Using NPV to make capital investment decisions Holmes Industries is deciding whether to automate one phase of its production process. The manufacturing equipment has a six-year life and will cost \(910,000. 

Year 1     \) 262,000

Year 2       254,000

Year 3       222,000

Year 4      215,000

Year 5       200,000

Year 6       175,000

 

Requirements 

  1. Compute this project’s NPV using Holmes’s 14% hurdle rate. Should Holmes invest in the equipment?

Holmes could refurbish the equipment at the end of six years for \(104,000. The refurbished equipment could be used one more year, providing \)77,000 of net cash inflows in year 7. Additionally, the refurbished equipment would have a $55,000 residual value at the end of year 7. Should Holmes invest in the equipment and refurbish it after six years? (Hint: In addition to your answer to Requirement 1, discount the additional cash outflow and inflows back to the present value.)

Step-by-Step Solution

Verified
Answer
  1. NPV = $(24,170)
  2. NPV = $(18,794)
1Step 1: Meaning of Net Present Value (NPV)

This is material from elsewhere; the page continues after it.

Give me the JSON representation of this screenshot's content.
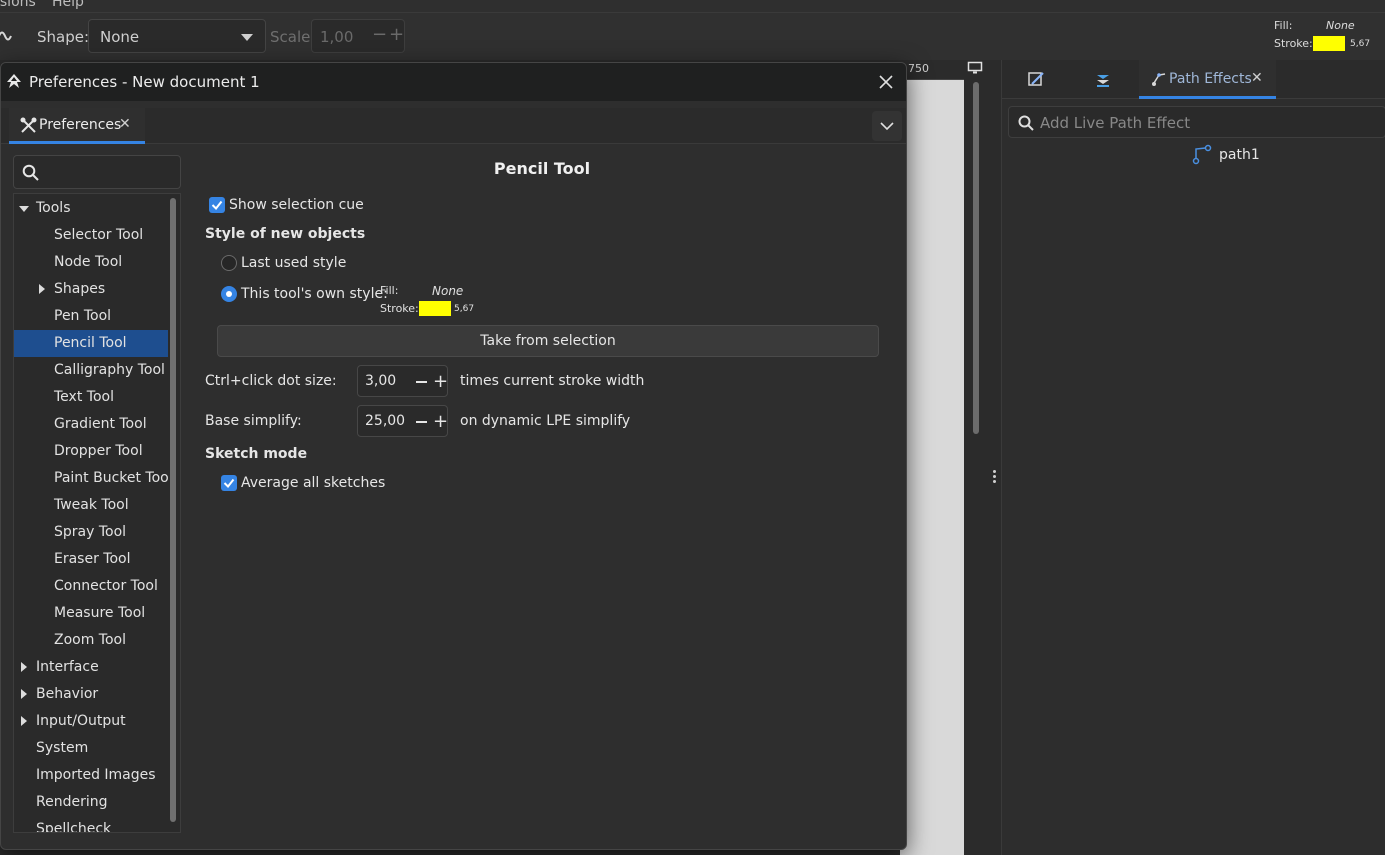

The approach to deciding project reasonability is called net present value (NPV). This approach decides the display value of cash inflows and outflows sometime recently, calculating the investment's net present value. On the off chance that a project's NPV is positive, it ought to be affirmed.

2Step 2: Computing NPV for the project

Years

Cash Flows

PVF (14%)

PV

 

CF

PVF

CF PVF

Year 0

$(910,000)

1.000

$(910,000)

Year 1

$262,000

0.877

$229,774

Year 2

$254,000

0.769

$195,326

Year 3

$222,000

0.675

$149,850

Year 4

$215,000

0.592

$127,280

Year 5

$200,000

0.519

$103,800

Year 6

$175,000

0.456

$79,800

 

 

NPV

$(24,170)


Note: The project's net present value (NPV) is negative, hence no investment should be made in it.

3Step 3: Calculation of NPV

Years

Cash Flow

Refurbishment Cash Flow

Total Cash

Flows

PVF (14%)

PV

 

CF

RCF

TCF=CF+RCF

PVF

TCF PVF

Year 0

$(910,000)

 

$(910,000)

1.000

$(910,000)

Year 1

$262,000

 

$262,000

0.877

$229,774

Year 2

$254,000

 

$254,000

0.769

$195,326

Year 3

$222,000

 

$222,000

0.675

$149,850

Year 4

$215,000

 

$215,000

0.592

$127,280

Year 5

$200,000

 

$200,000

0.519

$103,800

Year 6

$175,000

$(104,000)

$71,000

0.456

$32,376

Year 7

$77,000

$55,000

$132,000

0.400

$52,800

 

 

 

 

NPV

$(18,794)

 

 

 

 

 

 


Even with the renovation option, the project's NPV is negative; hence, no investment should be made in the project.